Hindsight is easy.  She can relax now and just think about it without the pressure of actually having to decide whether this one or that one should die.  No more briefs to read, oral arguments to attend.  At leisure, it came to her.
 
Evelyn Lundberg StrattonThat's not altogether fair.  She took the cases seriously, I think.  She wasn't lying, wasn't showcasing the day she leaned forward over the bench and into the microphone as she did when asking a question during oral argument.  She looked at me standing at the podium, arguing about how and why the fact that my client was a black man who'd attended a segregated school after the Supreme Court said that was unconstitutional had some relationship to mitigation, how weighed with other stuff it should have got his death sentence vacated.  "Counsel," she said.
We struggle with these questions.  Can you give us some guidance?
Frankly, I don't think they did all/do all struggle.  For some it's easy.  Not so for she who was known as The Velvet Hammer for her approach to sentencing before she was appointed to be one of the Columbus 7.

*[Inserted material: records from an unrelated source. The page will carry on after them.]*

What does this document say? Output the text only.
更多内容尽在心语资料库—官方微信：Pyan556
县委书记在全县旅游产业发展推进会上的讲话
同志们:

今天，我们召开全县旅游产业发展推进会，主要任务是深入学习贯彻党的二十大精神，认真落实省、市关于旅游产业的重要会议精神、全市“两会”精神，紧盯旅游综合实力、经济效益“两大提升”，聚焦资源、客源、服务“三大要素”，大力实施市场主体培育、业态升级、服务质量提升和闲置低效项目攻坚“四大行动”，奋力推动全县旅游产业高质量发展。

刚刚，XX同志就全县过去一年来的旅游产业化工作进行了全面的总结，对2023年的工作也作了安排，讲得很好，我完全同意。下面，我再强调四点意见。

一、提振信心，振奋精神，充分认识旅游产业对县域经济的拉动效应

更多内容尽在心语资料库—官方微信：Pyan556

Of course, opposition to the law isn't the same as a consistent vote.
 
Justice Pfeifer wrote our death penalty law.  He opposes it now.  But he'll vote to affirm death sentences he thinks legally justified as he'll sign off on execution dates because it's the law and he thinks it constitutional.  I suspect that would be Stratton's position, too.  Only O'Neill opposes the death penalty and will vote every time to save a life, as he dissents every time from the setting of an execution date.  But he thinks it's unconstitutional.  The others just say it's terrible law, worthless, bad policy.  And - and this is key - beyond repair.

So good for Stratton.  It's actually big news.  Another conservative Republican who's studied the thing and thought about it and says it's stupid and senseless and can't be made to work. 

Another voice.  A powerful one if she wants it to be.

Welcome

Perhaps we'll both attend the 6th World Congress in a couple of years.